How do I create numeral classes? Creating a numeral class means
creating intervals you want to analyze. To decide what intervals you want to
analyze use the "View Field Values" button to analyze how many values are met
in equal intervals. Use "View Table" button to view values met in the table
selected for analysis. You also can see minimum and maximum values met in the
Class field above the input fields. The intervals you create should not
intersect. For example, intervals "1..10" and "11..20" do not intersect, while
"1..10" and "6..20" intersect. If you create intersecting intervals, you will
be asked to change the inputted value.
Why do I get too many classes? If you have too many classes, then probably you've used a text field
as the Class field, because for numeric fields you will be asked to create
classes by yourself and you can create as many classes as you wish. If you
have too many classes in a text field, then you can split them into groups
and analyze step by step. In case if this column contains numeric data, and is
detected as a text column, this means that the column contains some incorrect
records, containing text instead of numbers.
Why all classes are analyzed when I select only one class for the
Statistics Query? All classes have to be analyzed during the Statistics query, because EDM has
to detect differences between them. After performing the statistics query you
can select values you want to analyze further.
Why EDM detects empty classes or values in statistics? For better
results, it is good to use "clean" databases. Empty records are automatically
detected in database, and though they are not filled, they are also been
analyzed. To avoid this problem you can deselect empty values, if such are
detected in analyzed column, before creating rules and trees.
What number of classes is recommended for use for rules and decision
trees creation? The more classes are detected in the analyzed column, the
more precised results will be obtained during the statistics query. But their
number shouldn't be too big, for example, several hundreds of classes used for
rules creation will be analyzed much longer, than 20 classes. So the number of
classes should be reasonable from the point of view of statistics and
What is the difference between the Learning and Analyzed databases?
The Learning database is used for creating statistics, if-then rules and
decision trees. The Analyzed database is not used for these operations. It is
used for selecting records from the dataset with the use of rules or trees.
This additional feature allows you to easily apply the results of data mining
to some other database.
Why ID field is necessary for analyzing two or more databases together?
The ID field is not necessary if you want to analyze only one table. But
it is vital for estimating which record in one table corresponds to some other
record in another table. Without an ID field such relation cannot be set.
How values in statistics are divided into groups? The values are
automatically grouped in such way, that they detect differences between
classes in the best way.
What is the difference between Rules and Decision Trees? These two
data mining methods allow to look at the same problem from different points of
view. Rules can be represented in the form of tree, a decision tree - in a
form of rules, but these two methods differ not in the way of representation.
They differ in the way of obtaining. Used together, they create a good
combination of models for understanding relations in data.
How to use settings for Rules and Decision Trees creation? It is better
to start from high values for "Probability" and "Rule cases" settings. If
the number of obtained rules is low, or not created at all, low down these
values and create rules once again.
Why no Rules are created after I press "Create Rules" button?

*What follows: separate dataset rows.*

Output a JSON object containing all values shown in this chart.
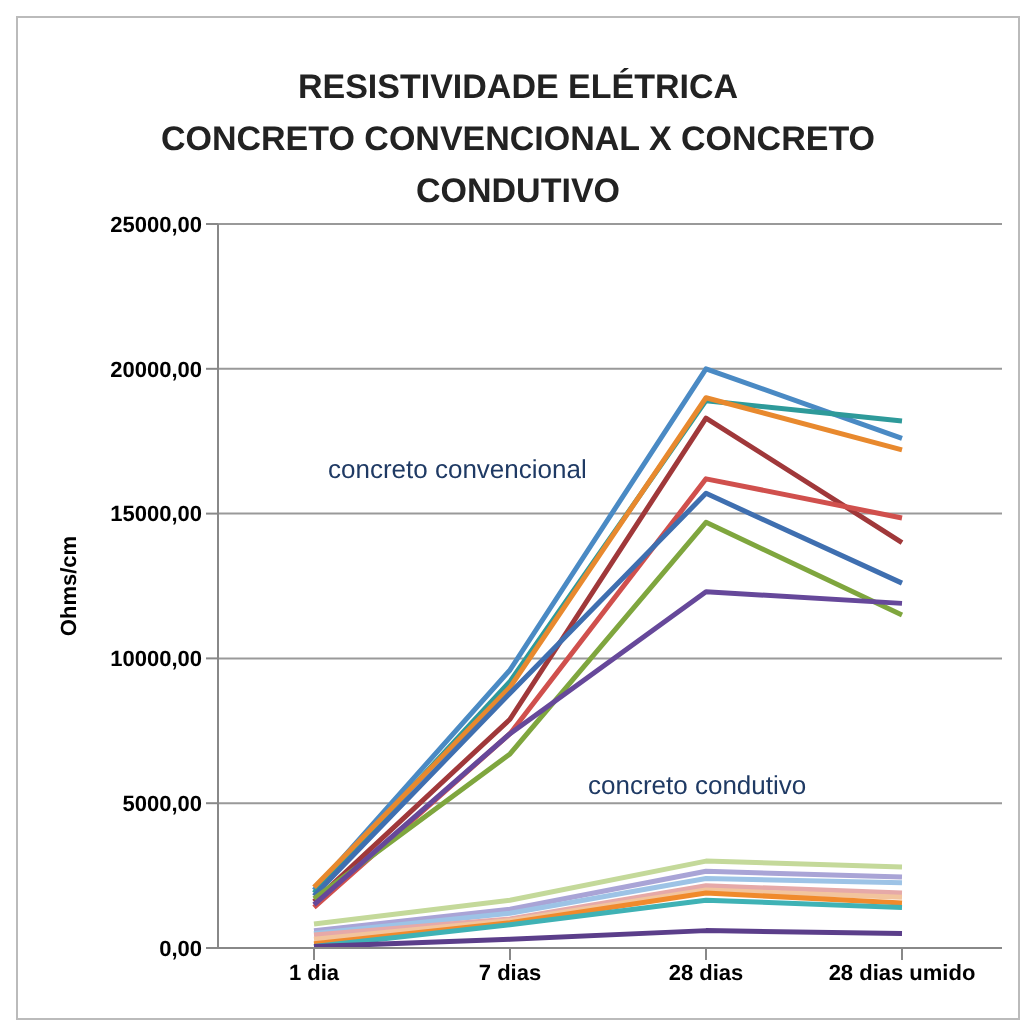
{
  "chart_data": {
    "type": "line",
    "title": "RESISTIVIDADE ELÉTRICA\nCONCRETO CONVENCIONAL X CONCRETO\nCONDUTIVO",
    "ylabel": "Ohms/cm",
    "categories": [
      "1 dia",
      "7 dias",
      "28 dias",
      "28 dias umido"
    ],
    "series": [
      {
        "color": "#4a8ac4",
        "values": [
          2000,
          9600,
          20000,
          17600
        ]
      },
      {
        "color": "#2e9a9a",
        "values": [
          1900,
          9200,
          18900,
          18200
        ]
      },
      {
        "color": "#e8892e",
        "values": [
          2100,
          9000,
          19000,
          17200
        ]
      },
      {
        "color": "#a0383a",
        "values": [
          1600,
          7900,
          18300,
          14000
        ]
      },
      {
        "color": "#d0504d",
        "values": [
          1400,
          7400,
          16200,
          14850
        ]
      },
      {
        "color": "#3f6fb0",
        "values": [
          1800,
          8800,
          15700,
          12600
        ]
      },
      {
        "color": "#7fa63e",
        "values": [
          1700,
          6700,
          14700,
          11500
        ]
      },
      {
        "color": "#66489a",
        "values": [
          1500,
          7400,
          12300,
          11900
        ]
      },
      {
        "color": "#c4d99a",
        "values": [
          830,
          1650,
          3000,
          2800
        ]
      },
      {
        "color": "#a9a4d6",
        "values": [
          600,
          1340,
          2650,
          2450
        ]
      },
      {
        "color": "#9dc3e6",
        "values": [
          500,
          1200,
          2400,
          2250
        ]
      },
      {
        "color": "#e6a9a8",
        "values": [
          450,
          1000,
          2150,
          1900
        ]
      },
      {
        "color": "#f2c49d",
        "values": [
          300,
          950,
          2000,
          1750
        ]
      },
      {
        "color": "#f08a2c",
        "values": [
          150,
          870,
          1900,
          1550
        ]
      },
      {
        "color": "#3fb2b5",
        "values": [
          50,
          800,
          1650,
          1400
        ]
      },
      {
        "color": "#5b3e8a",
        "values": [
          50,
          300,
          600,
          500
        ]
      }
    ],
    "ylim": [
      0,
      25000
    ],
    "yticks": [
      {
        "value": 0,
        "label": "0,00"
      },
      {
        "value": 5000,
        "label": "5000,00"
      },
      {
        "value": 10000,
        "label": "10000,00"
      },
      {
        "value": 15000,
        "label": "15000,00"
      },
      {
        "value": 20000,
        "label": "20000,00"
      },
      {
        "value": 25000,
        "label": "25000,00"
      }
    ],
    "grid": "y",
    "legend": false,
    "marker": "none",
    "line_style": "solid",
    "annotations": [
      "concreto convencional",
      "concreto condutivo"
    ]
  }
}
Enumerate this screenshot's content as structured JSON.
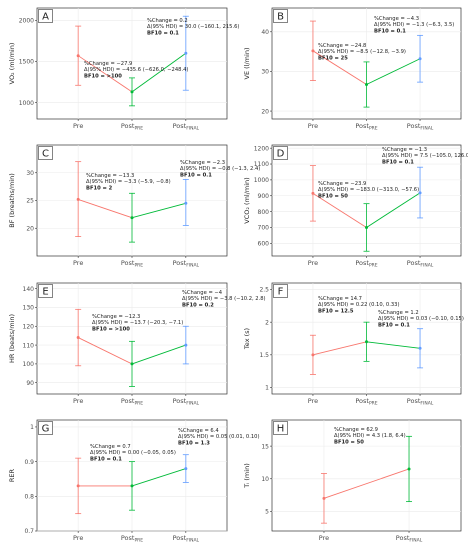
{
  "colors": {
    "panel_bg": "#ffffff",
    "grid": "#ebebeb",
    "border": "#333333",
    "pre_post": "#f8766d",
    "post_final": "#00ba38",
    "final": "#619cff",
    "text": "#222222",
    "axis_text": "#4d4d4d"
  },
  "chart_data": [
    {
      "panel": "A",
      "type": "line",
      "ylabel": "VO₂ (ml/min)",
      "categories": [
        "Pre",
        "Post_PRE",
        "Post_FINAL"
      ],
      "ylim": [
        800,
        2150
      ],
      "yticks": [
        1000,
        1500,
        2000
      ],
      "points": [
        {
          "x": "Pre",
          "y": 1570,
          "lo": 1210,
          "hi": 1930
        },
        {
          "x": "Post_PRE",
          "y": 1130,
          "lo": 960,
          "hi": 1300
        },
        {
          "x": "Post_FINAL",
          "y": 1600,
          "lo": 1150,
          "hi": 2050
        }
      ],
      "annotations": [
        [
          "%Change = 0.2",
          "Δ(95% HDI) = 30.0 (−160.1, 215.6)",
          "BF10 = 0.1"
        ],
        [
          "%Change = −27.9",
          "Δ(95% HDI) = −435.6 (−626.0, −248.4)",
          "BF10 = >100"
        ]
      ]
    },
    {
      "panel": "B",
      "type": "line",
      "ylabel": "VE (l/min)",
      "categories": [
        "Pre",
        "Post_PRE",
        "Post_FINAL"
      ],
      "ylim": [
        18,
        46
      ],
      "yticks": [
        20,
        30,
        40
      ],
      "points": [
        {
          "x": "Pre",
          "y": 35.2,
          "lo": 27.7,
          "hi": 42.7
        },
        {
          "x": "Post_PRE",
          "y": 26.7,
          "lo": 21.0,
          "hi": 32.4
        },
        {
          "x": "Post_FINAL",
          "y": 33.2,
          "lo": 27.3,
          "hi": 39.1
        }
      ],
      "annotations": [
        [
          "%Change = −4.3",
          "Δ(95% HDI) = −1.3 (−6.3, 3.5)",
          "BF10 = 0.1"
        ],
        [
          "%Change = −24.8",
          "Δ(95% HDI) = −8.5 (−12.8, −3.9)",
          "BF10 = 25"
        ]
      ]
    },
    {
      "panel": "C",
      "type": "line",
      "ylabel": "BF (breaths/min)",
      "categories": [
        "Pre",
        "Post_PRE",
        "Post_FINAL"
      ],
      "ylim": [
        15,
        35
      ],
      "yticks": [
        20,
        25,
        30
      ],
      "points": [
        {
          "x": "Pre",
          "y": 25.2,
          "lo": 18.5,
          "hi": 32.0
        },
        {
          "x": "Post_PRE",
          "y": 21.9,
          "lo": 17.5,
          "hi": 26.3
        },
        {
          "x": "Post_FINAL",
          "y": 24.5,
          "lo": 20.5,
          "hi": 28.8
        }
      ],
      "annotations": [
        [
          "%Change = −2.3",
          "Δ(95% HDI) = −0.8 (−1.3, 2.4)",
          "BF10 = 0.1"
        ],
        [
          "%Change = −13.3",
          "Δ(95% HDI) = −3.3 (−5.9, −0.8)",
          "BF10 = 2"
        ]
      ]
    },
    {
      "panel": "D",
      "type": "line",
      "ylabel": "VCO₂ (ml/min)",
      "categories": [
        "Pre",
        "Post_PRE",
        "Post_FINAL"
      ],
      "ylim": [
        520,
        1220
      ],
      "yticks": [
        600,
        700,
        800,
        900,
        1000,
        1100,
        1200
      ],
      "points": [
        {
          "x": "Pre",
          "y": 915,
          "lo": 740,
          "hi": 1090
        },
        {
          "x": "Post_PRE",
          "y": 700,
          "lo": 550,
          "hi": 850
        },
        {
          "x": "Post_FINAL",
          "y": 918,
          "lo": 760,
          "hi": 1080
        }
      ],
      "annotations": [
        [
          "%Change = −1.3",
          "Δ(95% HDI) = 7.5 (−105.0, 126.0)",
          "BF10 = 0.1"
        ],
        [
          "%Change = −23.9",
          "Δ(95% HDI) = −183.0 (−313.0, −57.6)",
          "BF10 = 50"
        ]
      ]
    },
    {
      "panel": "E",
      "type": "line",
      "ylabel": "HR (beats/min)",
      "categories": [
        "Pre",
        "Post_PRE",
        "Post_FINAL"
      ],
      "ylim": [
        84,
        143
      ],
      "yticks": [
        90,
        100,
        110,
        120,
        130,
        140
      ],
      "points": [
        {
          "x": "Pre",
          "y": 114,
          "lo": 99,
          "hi": 129
        },
        {
          "x": "Post_PRE",
          "y": 100,
          "lo": 88,
          "hi": 112
        },
        {
          "x": "Post_FINAL",
          "y": 110,
          "lo": 100,
          "hi": 120
        }
      ],
      "annotations": [
        [
          "%Change = −4",
          "Δ(95% HDI) = −3.8 (−10.2, 2.8)",
          "BF10 = 0.2"
        ],
        [
          "%Change = −12.3",
          "Δ(95% HDI) = −13.7 (−20.3, −7.1)",
          "BF10 = >100"
        ]
      ]
    },
    {
      "panel": "F",
      "type": "line",
      "ylabel": "Tex (s)",
      "categories": [
        "Pre",
        "Post_PRE",
        "Post_FINAL"
      ],
      "ylim": [
        0.9,
        2.6
      ],
      "yticks": [
        1.0,
        1.5,
        2.0,
        2.5
      ],
      "points": [
        {
          "x": "Pre",
          "y": 1.5,
          "lo": 1.2,
          "hi": 1.8
        },
        {
          "x": "Post_PRE",
          "y": 1.7,
          "lo": 1.4,
          "hi": 2.0
        },
        {
          "x": "Post_FINAL",
          "y": 1.6,
          "lo": 1.3,
          "hi": 1.9
        }
      ],
      "annotations": [
        [
          "%Change = 14.7",
          "Δ(95% HDI) = 0.22 (0.10, 0.33)",
          "BF10 = 12.5"
        ],
        [
          "%Change = 1.2",
          "Δ(95% HDI) = 0.03 (−0.10, 0.15)",
          "BF10 = 0.1"
        ]
      ]
    },
    {
      "panel": "G",
      "type": "line",
      "ylabel": "RER",
      "categories": [
        "Pre",
        "Post_PRE",
        "Post_FINAL"
      ],
      "ylim": [
        0.7,
        1.02
      ],
      "yticks": [
        0.7,
        0.8,
        0.9,
        1.0
      ],
      "points": [
        {
          "x": "Pre",
          "y": 0.83,
          "lo": 0.75,
          "hi": 0.91
        },
        {
          "x": "Post_PRE",
          "y": 0.83,
          "lo": 0.76,
          "hi": 0.9
        },
        {
          "x": "Post_FINAL",
          "y": 0.88,
          "lo": 0.84,
          "hi": 0.92
        }
      ],
      "annotations": [
        [
          "%Change = 6.4",
          "Δ(95% HDI) = 0.05 (0.01, 0.10)",
          "BF10 = 1.3"
        ],
        [
          "%Change = 0.7",
          "Δ(95% HDI) = 0.00 (−0.05, 0.05)",
          "BF10 = 0.1"
        ]
      ]
    },
    {
      "panel": "H",
      "type": "line",
      "ylabel": "Tₗ (min)",
      "categories": [
        "Pre",
        "Post_FINAL"
      ],
      "ylim": [
        2,
        19
      ],
      "yticks": [
        5,
        10,
        15
      ],
      "points": [
        {
          "x": "Pre",
          "y": 7.0,
          "lo": 3.2,
          "hi": 10.8
        },
        {
          "x": "Post_FINAL",
          "y": 11.5,
          "lo": 6.5,
          "hi": 16.5
        }
      ],
      "annotations": [
        [
          "%Change = 62.9",
          "Δ(95% HDI) = 4.3 (1.8, 6.4)",
          "BF10 = 50"
        ]
      ]
    }
  ]
}
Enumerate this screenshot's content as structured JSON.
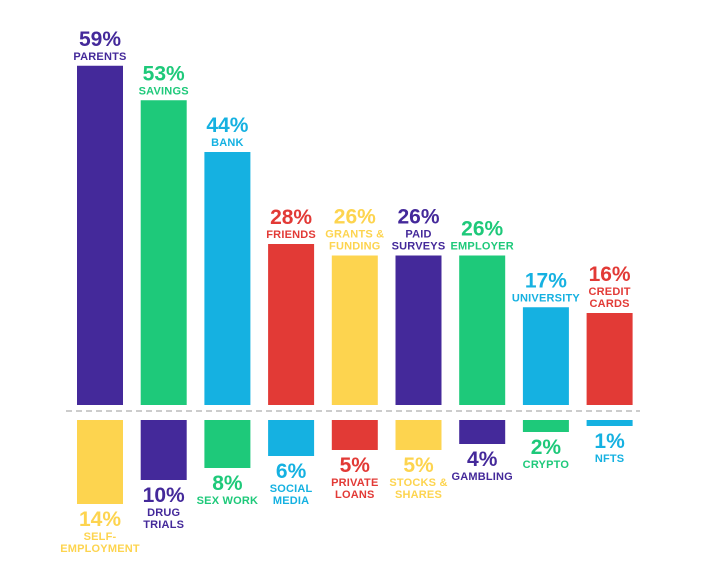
{
  "chart_data": {
    "type": "bar",
    "ylim": [
      -15,
      60
    ],
    "grid": false,
    "legend": "none",
    "baseline_style": "dashed",
    "top_row": {
      "values": [
        "59%",
        "53%",
        "44%",
        "28%",
        "26%",
        "26%",
        "26%",
        "17%",
        "16%"
      ],
      "numbers": [
        59,
        53,
        44,
        28,
        26,
        26,
        26,
        17,
        16
      ],
      "labels": [
        [
          "PARENTS"
        ],
        [
          "SAVINGS"
        ],
        [
          "BANK"
        ],
        [
          "FRIENDS"
        ],
        [
          "GRANTS &",
          "FUNDING"
        ],
        [
          "PAID",
          "SURVEYS"
        ],
        [
          "EMPLOYER"
        ],
        [
          "UNIVERSITY"
        ],
        [
          "CREDIT",
          "CARDS"
        ]
      ],
      "colors": [
        "#44299a",
        "#1ec97a",
        "#15b1e1",
        "#e23a36",
        "#fdd44f",
        "#44299a",
        "#1ec97a",
        "#15b1e1",
        "#e23a36"
      ]
    },
    "bottom_row": {
      "values": [
        "14%",
        "10%",
        "8%",
        "6%",
        "5%",
        "5%",
        "4%",
        "2%",
        "1%"
      ],
      "numbers": [
        14,
        10,
        8,
        6,
        5,
        5,
        4,
        2,
        1
      ],
      "labels": [
        [
          "SELF-",
          "EMPLOYMENT"
        ],
        [
          "DRUG",
          "TRIALS"
        ],
        [
          "SEX WORK"
        ],
        [
          "SOCIAL",
          "MEDIA"
        ],
        [
          "PRIVATE",
          "LOANS"
        ],
        [
          "STOCKS &",
          "SHARES"
        ],
        [
          "GAMBLING"
        ],
        [
          "CRYPTO"
        ],
        [
          "NFTS"
        ]
      ],
      "colors": [
        "#fdd44f",
        "#44299a",
        "#1ec97a",
        "#15b1e1",
        "#e23a36",
        "#fdd44f",
        "#44299a",
        "#1ec97a",
        "#15b1e1"
      ]
    },
    "colors": {
      "purple": "#44299a",
      "green": "#1ec97a",
      "blue": "#15b1e1",
      "red": "#e23a36",
      "yellow": "#fdd44f",
      "baseline": "#cccccc"
    }
  }
}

This might happen if the "Probability" or "Rule cases" settings ("Query
options" dialog) values are too high for the dataset you are working on. For
example, the number of records for some class might be lower than "Rule
cases", or the analyzed data might contain too many unique values, so the
probability of rules might be lower than the one in the settings.
What algorithm is used for rules creation? The ESTARD Data Miner
algorithm used for creation of rules was specially created by our analysts. It
allows to obtain ALL if-then rules, of ANY length. So the length of rules
depends only on the number of fields you select for rules creation.